しかし、窓の外は中庭が見えるばかりで、何も変化はなさそうに見える。
「気のせい?」
微かだったが、何か固いものをぶつけたような音がしたのだ。それがこちらの方向かもよく分からなかったのだが、とりあえずもう少し外を見てみようと思った。
「ふぐぉおおお~~……」
「ぷひゅうぅぅぅ~……」
すぐ隣でハーヴェ支部の退治員の男二人が、各々個性的なイビキをかきながら爆睡している。
「……ある意味、強いなぁ……この人たち……」
「す、すいません……緊張感の無い者たちで……」
ハーヴェの牧師カナリアが申し訳なさそうに床に座っていて、レバンは苦笑いしながら手を横に振った。
「いや……いざという時、二人にはボクらを護ってもらわないと。
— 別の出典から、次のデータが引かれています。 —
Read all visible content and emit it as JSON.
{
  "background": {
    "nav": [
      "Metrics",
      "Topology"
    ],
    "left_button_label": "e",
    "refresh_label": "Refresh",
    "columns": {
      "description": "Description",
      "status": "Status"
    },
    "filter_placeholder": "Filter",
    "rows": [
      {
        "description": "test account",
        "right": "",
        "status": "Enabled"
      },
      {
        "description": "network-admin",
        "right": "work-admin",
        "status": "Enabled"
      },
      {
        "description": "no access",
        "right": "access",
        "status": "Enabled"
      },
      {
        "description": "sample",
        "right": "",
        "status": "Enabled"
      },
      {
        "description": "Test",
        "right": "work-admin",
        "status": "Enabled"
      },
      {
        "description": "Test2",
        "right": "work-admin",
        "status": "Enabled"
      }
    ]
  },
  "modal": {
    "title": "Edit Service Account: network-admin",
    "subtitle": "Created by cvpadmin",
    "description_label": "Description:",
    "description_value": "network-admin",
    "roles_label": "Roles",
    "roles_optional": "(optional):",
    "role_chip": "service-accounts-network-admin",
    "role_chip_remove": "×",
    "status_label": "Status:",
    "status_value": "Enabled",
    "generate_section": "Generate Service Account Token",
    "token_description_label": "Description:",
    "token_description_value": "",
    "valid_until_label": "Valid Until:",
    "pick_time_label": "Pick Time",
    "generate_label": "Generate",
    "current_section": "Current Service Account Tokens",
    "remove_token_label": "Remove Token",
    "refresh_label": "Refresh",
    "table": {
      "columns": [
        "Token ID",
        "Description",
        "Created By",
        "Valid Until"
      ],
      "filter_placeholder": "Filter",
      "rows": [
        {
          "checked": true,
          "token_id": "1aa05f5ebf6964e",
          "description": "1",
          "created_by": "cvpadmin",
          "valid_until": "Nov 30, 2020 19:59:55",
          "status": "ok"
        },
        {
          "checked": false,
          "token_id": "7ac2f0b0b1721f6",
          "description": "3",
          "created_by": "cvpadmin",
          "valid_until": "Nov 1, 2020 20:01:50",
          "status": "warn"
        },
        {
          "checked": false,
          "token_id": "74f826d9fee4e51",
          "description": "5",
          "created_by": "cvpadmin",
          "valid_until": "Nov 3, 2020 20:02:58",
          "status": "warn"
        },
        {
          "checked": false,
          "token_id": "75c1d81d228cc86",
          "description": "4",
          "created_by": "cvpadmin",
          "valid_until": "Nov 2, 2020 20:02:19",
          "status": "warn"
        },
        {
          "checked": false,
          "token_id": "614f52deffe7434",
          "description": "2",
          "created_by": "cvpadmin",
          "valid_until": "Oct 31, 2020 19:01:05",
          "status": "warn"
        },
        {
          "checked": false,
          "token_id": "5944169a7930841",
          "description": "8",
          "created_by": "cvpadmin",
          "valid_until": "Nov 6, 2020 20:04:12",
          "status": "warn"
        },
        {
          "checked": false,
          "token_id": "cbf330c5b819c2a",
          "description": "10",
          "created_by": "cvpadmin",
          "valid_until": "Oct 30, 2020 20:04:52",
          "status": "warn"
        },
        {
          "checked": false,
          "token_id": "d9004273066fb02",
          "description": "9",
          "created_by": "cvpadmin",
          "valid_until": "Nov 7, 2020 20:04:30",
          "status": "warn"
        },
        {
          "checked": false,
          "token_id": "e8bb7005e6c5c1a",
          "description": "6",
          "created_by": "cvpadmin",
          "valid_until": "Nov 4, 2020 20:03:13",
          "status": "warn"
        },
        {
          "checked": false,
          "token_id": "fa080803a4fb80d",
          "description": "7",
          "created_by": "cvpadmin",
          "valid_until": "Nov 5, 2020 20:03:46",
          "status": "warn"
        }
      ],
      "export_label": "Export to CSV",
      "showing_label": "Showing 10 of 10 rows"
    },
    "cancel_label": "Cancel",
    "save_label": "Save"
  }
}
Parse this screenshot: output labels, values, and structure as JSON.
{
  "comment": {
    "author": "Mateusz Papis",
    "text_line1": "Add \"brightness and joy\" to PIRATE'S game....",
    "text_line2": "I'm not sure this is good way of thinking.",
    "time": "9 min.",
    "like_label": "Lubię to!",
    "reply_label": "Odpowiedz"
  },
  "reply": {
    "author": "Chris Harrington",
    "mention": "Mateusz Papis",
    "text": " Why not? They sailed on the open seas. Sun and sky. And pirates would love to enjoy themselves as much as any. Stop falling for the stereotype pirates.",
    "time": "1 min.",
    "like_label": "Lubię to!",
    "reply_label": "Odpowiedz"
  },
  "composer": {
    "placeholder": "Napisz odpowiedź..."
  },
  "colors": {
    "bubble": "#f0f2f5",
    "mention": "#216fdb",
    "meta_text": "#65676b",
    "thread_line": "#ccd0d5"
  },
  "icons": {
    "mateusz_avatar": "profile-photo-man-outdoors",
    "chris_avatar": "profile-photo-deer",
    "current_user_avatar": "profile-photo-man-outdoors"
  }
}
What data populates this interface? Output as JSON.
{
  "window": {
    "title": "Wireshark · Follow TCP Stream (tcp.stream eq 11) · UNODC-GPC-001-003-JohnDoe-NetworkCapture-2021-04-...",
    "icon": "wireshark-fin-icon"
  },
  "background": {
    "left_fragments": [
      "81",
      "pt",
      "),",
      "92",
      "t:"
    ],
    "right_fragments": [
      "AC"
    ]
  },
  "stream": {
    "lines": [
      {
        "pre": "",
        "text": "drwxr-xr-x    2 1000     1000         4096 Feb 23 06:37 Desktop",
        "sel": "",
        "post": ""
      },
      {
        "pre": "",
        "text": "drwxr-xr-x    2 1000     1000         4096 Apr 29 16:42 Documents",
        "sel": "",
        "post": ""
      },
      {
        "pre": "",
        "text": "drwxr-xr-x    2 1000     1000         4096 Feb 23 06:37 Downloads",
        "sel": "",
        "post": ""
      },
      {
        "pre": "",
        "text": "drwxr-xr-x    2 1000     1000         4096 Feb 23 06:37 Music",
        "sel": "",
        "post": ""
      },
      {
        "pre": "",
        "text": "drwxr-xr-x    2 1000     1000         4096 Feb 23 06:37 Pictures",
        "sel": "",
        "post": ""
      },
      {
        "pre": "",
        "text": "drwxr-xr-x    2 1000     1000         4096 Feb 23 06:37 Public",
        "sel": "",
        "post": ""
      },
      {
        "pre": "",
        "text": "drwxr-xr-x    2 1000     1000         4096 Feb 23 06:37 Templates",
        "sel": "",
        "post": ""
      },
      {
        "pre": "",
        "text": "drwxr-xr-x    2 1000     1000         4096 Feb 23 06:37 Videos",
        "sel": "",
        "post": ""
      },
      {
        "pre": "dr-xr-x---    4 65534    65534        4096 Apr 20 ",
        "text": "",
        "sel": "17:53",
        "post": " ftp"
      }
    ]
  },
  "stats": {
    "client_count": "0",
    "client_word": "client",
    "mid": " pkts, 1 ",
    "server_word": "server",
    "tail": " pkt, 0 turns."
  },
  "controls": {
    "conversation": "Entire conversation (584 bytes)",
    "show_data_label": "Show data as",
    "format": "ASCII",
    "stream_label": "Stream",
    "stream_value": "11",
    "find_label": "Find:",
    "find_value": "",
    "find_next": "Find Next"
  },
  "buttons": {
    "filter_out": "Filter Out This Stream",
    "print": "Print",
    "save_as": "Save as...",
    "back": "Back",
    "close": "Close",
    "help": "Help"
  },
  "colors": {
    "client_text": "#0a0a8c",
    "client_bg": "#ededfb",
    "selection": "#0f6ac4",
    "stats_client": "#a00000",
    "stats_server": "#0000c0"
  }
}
ちゃんと休める時に休んでいてくれるのは、強いなぁ……ってことで」
部屋を見渡すとトーラストもハーヴェも、若い僧侶たちは緊張と不安で昨夜から眠れないようである。先ほど、クラストの僧侶が持ってきた昼食も喉を通らない者がほとんどだ。
それは、班長のレバンも牧師のカナリアも同じである。
しかし、ハーヴェの退治員の二人は、よく食べよく寝ている。この様子に、上に立つレバンとカナリアはちょっと救われた気分になっていた。
「皆、これだけ眠れれば、スッキリして良い考えも浮かぶものですけどね……」
「そうですねぇ……」
レバンは笑いながら再び窓の方へ向き直る。外はやはり変化は感じられない。
しかし、司祭としての勘というか。
何かが来るという気配がしている。
…………こういう時にロディがいてくれれば、もっと分かるんだけどなぁ。てか、救けに来て欲しいんだけど。
はぐれてしまった同僚を思う。
彼は真面目で自分なんかより司祭らしい司祭だ。神学校から一緒だったレバンは、友人でもある彼を密かに高く評価している。だが、優秀なはずの当の本人は恐ろしく控え目で、常に目立とうとはしないのだ。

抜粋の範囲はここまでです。